Open source users warn SCO of legal action
By Online Staff
Sidney Morning Herald Online
Members of an ad hoc group from the open source and free software community have warned SCO Group chief executive officer Darl McBride that the company faces legal action from the community if it mailed invoices to Linux users by October 15 as it recently said it would.
The threat was made in an an open letter to McBride, responding to issues he raised last week in his "Open letter to the open source community [ http://sco.com/company/openletter/ ]."
The group, in its missive, refuted the criticism of Linux, the open source community, and the General Public License made by McBride in his open letter, and rejected the idea that Linux users needed to purchase a license from SCO.

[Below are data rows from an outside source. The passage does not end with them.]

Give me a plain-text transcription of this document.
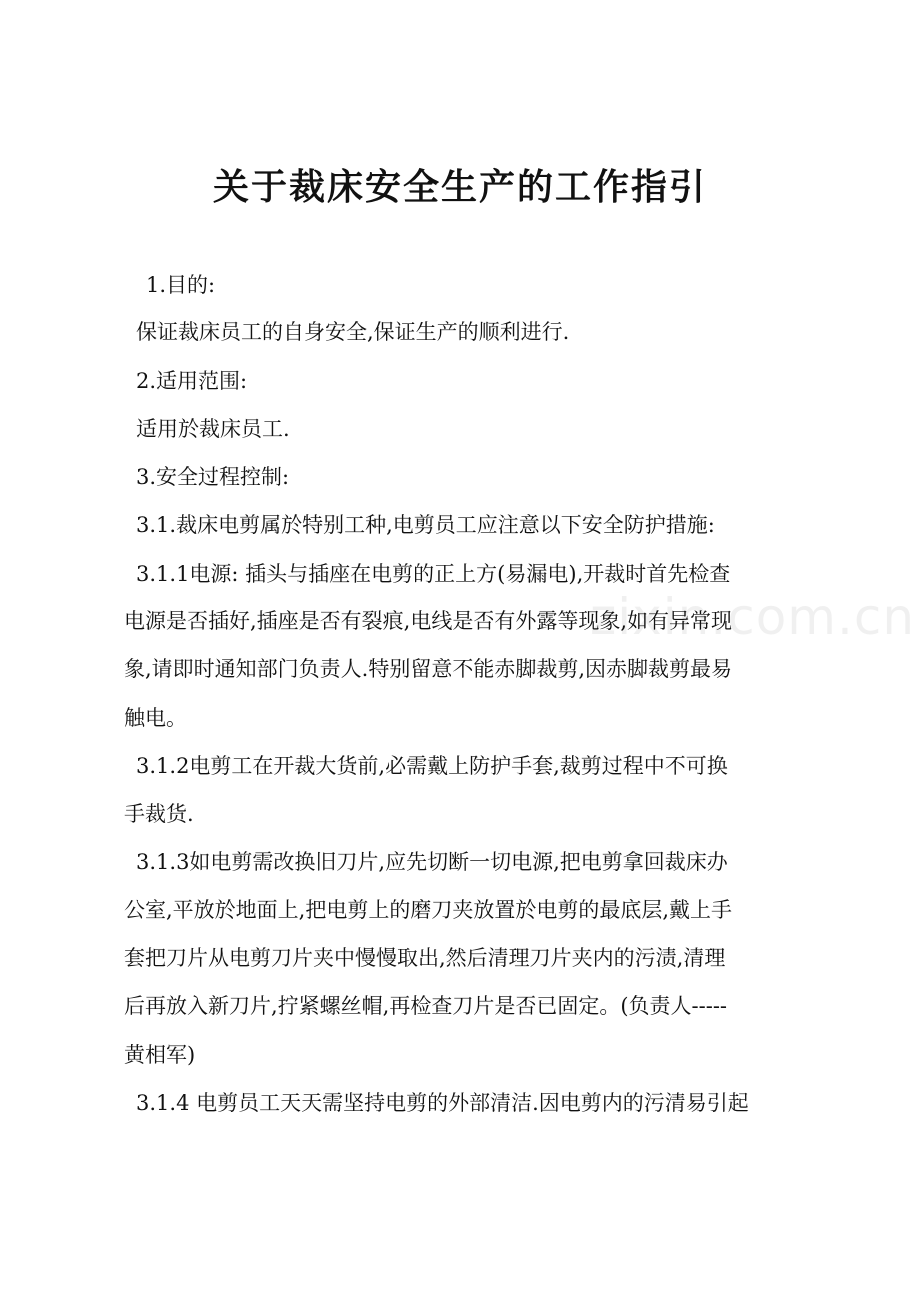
zixin.com.cn
关于裁床安全生产的工作指引

1.目的:

保证裁床员工的自身安全,保证生产的顺利进行.

2.适用范围:

适用於裁床员工.

3.安全过程控制:

3.1.裁床电剪属於特别工种,电剪员工应注意以下安全防护措施:

3.1.1电源: 插头与插座在电剪的正上方(易漏电),开裁时首先检查

电源是否插好,插座是否有裂痕,电线是否有外露等现象,如有异常现

象,请即时通知部门负责人.特别留意不能赤脚裁剪,因赤脚裁剪最易

触电。

3.1.2电剪工在开裁大货前,必需戴上防护手套,裁剪过程中不可换

手裁货.

3.1.3如电剪需改换旧刀片,应先切断一切电源,把电剪拿回裁床办

公室,平放於地面上,把电剪上的磨刀夹放置於电剪的最底层,戴上手

套把刀片从电剪刀片夹中慢慢取出,然后清理刀片夹内的污渍,清理

后再放入新刀片,拧紧螺丝帽,再检查刀片是否已固定。(负责人-----

黄相军)

3.1.4 电剪员工天天需坚持电剪的外部清洁.因电剪内的污清易引起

"We purchased GNU/Linux software in good faith, and we chose it precisely because it is released under the GPL. We will not accept your attempt to charge us a second time for a product that we have already bought and paid for, most of us from vendors other than yourself," the letter said.
The letter called on SCO to immediately identify any infringing code, prove infringement if it could , and allow the code to be immediately removed.
The full letter is here [ http://www.theinquirer.net/?article=11663 ].
In March, SCO filed a billion-dollar lawsuit against IBM, for "misappropriation of trade secrets, tortious interference, unfair competition and breach of contract."
SCO also claimed that Linux was an unauthorised derivative of Unix and warned commercial Linux users that they could be legally liable for violation of intellectual copyright. SCO later expanded its claims against IBM to US$3 billion in June when it said it was withdrawing IBM's licence for its own Unix, AIX.
IBM has counter-sued SCO over the claims.